For the US dollar, such a development could provide material support in the new year according to analysts.
US President Joe Biden told Russian President Vladimir Putin in a phone call on Tuesday that Russia and its banks could face the harshest economic sanctions if Russia invades Ukraine. In a statement after the meeting, Putin's office confirmed that Biden addressed "the movements of Russian forces near the Ukrainian border and outlined the sanctions that the United States and its allies would be ready to impose if the situation escalated further." Biden was said to have referred to the movements as "threatening."
Putin, in turn, warned "against transferring responsibility to Russia, since it is NATO that is making dangerous attempts to gain a foothold on Ukrainian territory." The United States is said to be pressuring Germany to shut down Russia's Nord Stream 2 gas pipeline as part of a package of sanctions that would be implemented in the event of an invasion. Commenting on this, Philip Wei, chief currency economist at DBS Bank, said: “The geopolitical landscape will be uncertain and unpredictable in 2022. Some of the risks include a possible Russian invasion of Ukraine.”
Biden's call with Putin comes amid rising tensions over the buildup of Russian military assets on the Ukrainian border. The developments are an emerging geopolitical concern for forward-looking investors: despite judging by the return of euphoric sentiment on December 7, the issue has yet to become mainstream. But analysts note that.
“The Swiss franc is not weaker,” says Daraj Maher, HSBC forex analyst. “Maybe it makes the European postcode for the Swiss franc more in line with the rising geopolitical tensions between the US/Europe and Russia over Ukraine.” Also, Valerie Bernstein, an analyst at Citibank, says that although she initially thought Russia was unlikely to take action on Ukraine, she now believes that these developments give cause for concern.

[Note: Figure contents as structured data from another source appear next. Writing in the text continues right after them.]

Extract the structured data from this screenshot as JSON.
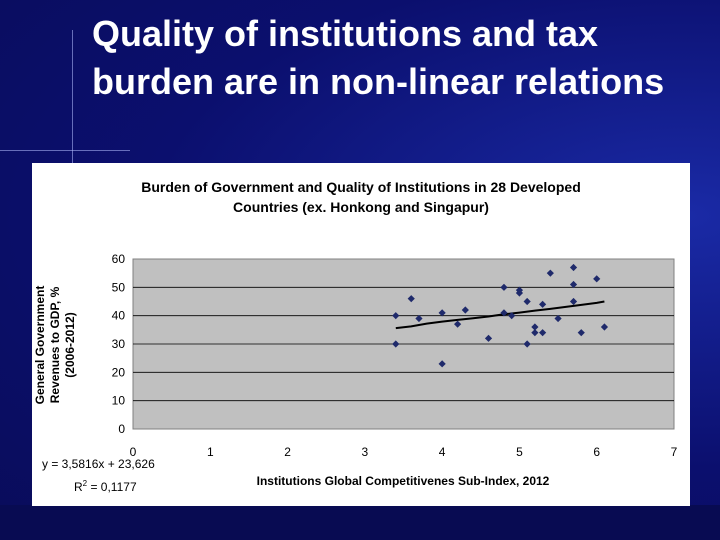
{
  "slide": {
    "title": "Quality of institutions and tax burden are in non-linear relations"
  },
  "colors": {
    "background": "#0b0f6e",
    "plot_area": "#c0c0c0",
    "marker": "#1f2a6b",
    "trendline": "#000000"
  },
  "chart_data": {
    "type": "scatter",
    "title": "Burden of Government and Quality of Institutions in 28 Developed Countries (ex. Honkong and Singapur)",
    "title_lines": [
      "Burden of Government and Quality of Institutions in 28 Developed",
      "Countries (ex. Honkong and Singapur)"
    ],
    "xlabel": "Institutions Global Competitivenes Sub-Index, 2012",
    "ylabel_lines": [
      "General Government",
      "Revenues to GDP, %",
      "(2006-2012)"
    ],
    "xlim": [
      0,
      7
    ],
    "ylim": [
      0,
      60
    ],
    "x_ticks": [
      0,
      1,
      2,
      3,
      4,
      5,
      6,
      7
    ],
    "y_ticks": [
      0,
      10,
      20,
      30,
      40,
      50,
      60
    ],
    "grid": "horizontal",
    "marker": "diamond",
    "points": [
      {
        "x": 3.4,
        "y": 40
      },
      {
        "x": 3.4,
        "y": 30
      },
      {
        "x": 3.6,
        "y": 46
      },
      {
        "x": 3.7,
        "y": 39
      },
      {
        "x": 4.0,
        "y": 41
      },
      {
        "x": 4.0,
        "y": 23
      },
      {
        "x": 4.2,
        "y": 37
      },
      {
        "x": 4.3,
        "y": 42
      },
      {
        "x": 4.6,
        "y": 32
      },
      {
        "x": 4.8,
        "y": 50
      },
      {
        "x": 4.8,
        "y": 41
      },
      {
        "x": 4.9,
        "y": 40
      },
      {
        "x": 5.0,
        "y": 49
      },
      {
        "x": 5.0,
        "y": 48
      },
      {
        "x": 5.1,
        "y": 45
      },
      {
        "x": 5.1,
        "y": 30
      },
      {
        "x": 5.2,
        "y": 36
      },
      {
        "x": 5.2,
        "y": 34
      },
      {
        "x": 5.3,
        "y": 44
      },
      {
        "x": 5.3,
        "y": 34
      },
      {
        "x": 5.4,
        "y": 55
      },
      {
        "x": 5.5,
        "y": 39
      },
      {
        "x": 5.7,
        "y": 57
      },
      {
        "x": 5.7,
        "y": 51
      },
      {
        "x": 5.7,
        "y": 45
      },
      {
        "x": 5.8,
        "y": 34
      },
      {
        "x": 6.0,
        "y": 53
      },
      {
        "x": 6.1,
        "y": 36
      }
    ],
    "trendline": {
      "type": "logarithmic",
      "equation": "y = 3,5816x + 23,626",
      "r2_label": "R",
      "r2_exp": "2",
      "r2_value": " = 0,1177",
      "samples": [
        {
          "x": 3.4,
          "y": 35.6
        },
        {
          "x": 3.6,
          "y": 36.2
        },
        {
          "x": 3.8,
          "y": 37.2
        },
        {
          "x": 4.0,
          "y": 37.9
        },
        {
          "x": 4.2,
          "y": 38.5
        },
        {
          "x": 4.4,
          "y": 39.1
        },
        {
          "x": 4.6,
          "y": 39.7
        },
        {
          "x": 4.8,
          "y": 40.5
        },
        {
          "x": 5.0,
          "y": 41.1
        },
        {
          "x": 5.2,
          "y": 41.8
        },
        {
          "x": 5.4,
          "y": 42.4
        },
        {
          "x": 5.6,
          "y": 43.1
        },
        {
          "x": 5.8,
          "y": 43.8
        },
        {
          "x": 6.0,
          "y": 44.5
        },
        {
          "x": 6.1,
          "y": 45.0
        }
      ]
    }
  }
}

There are now nearly 90,000 Russian soldiers massed along the Russian-Ukrainian border, along with tanks and artillery. US military intelligence officials have reportedly told President Biden that there is a possibility that 175,000 Russian soldiers were involved in the invasion of Ukraine. "Russian plans call for a military attack on Ukraine as early as 2022 with a scale of forces twice what we saw last spring during Russia's surprise exercises near Ukraine's border," an administration official told the Washington Post.
For the dollar, which benefits from higher liquidity in times of deteriorating market sentiment, the development supports a potential upward trend. Analysts are of the view that it will be difficult to achieve a reversal of the bullish trend in the US dollar without a healthy and synchronized global recovery. Also, a global recovery is unlikely given the rising geopolitical risks in Eastern Europe, combined with the slowing Chinese economy and the unwelcome emergence of the highly hostile Omicron Covid-19 variable risk.
DBS predicts that it will only be in 2023 when the US dollar will depreciate as US GDP growth shifts below 3%.
Technical Analysis
On the daily chart, it is clear that the USD/JPY pair's performance is neutral and the pair is trying to stop its losses so as not to increase the strength of the downtrend, which was close to testing the 112.00 support. I still prefer selling the USD/JPY pair at each resistance level, the closest of which are 114.20 and 115.00. A move towards the 112.50 support would confirm the bearish trend and stimulate the bears to launch further downward. The currency pair may remain in a narrow range until the release of the US CPI reading for the Forex market this week.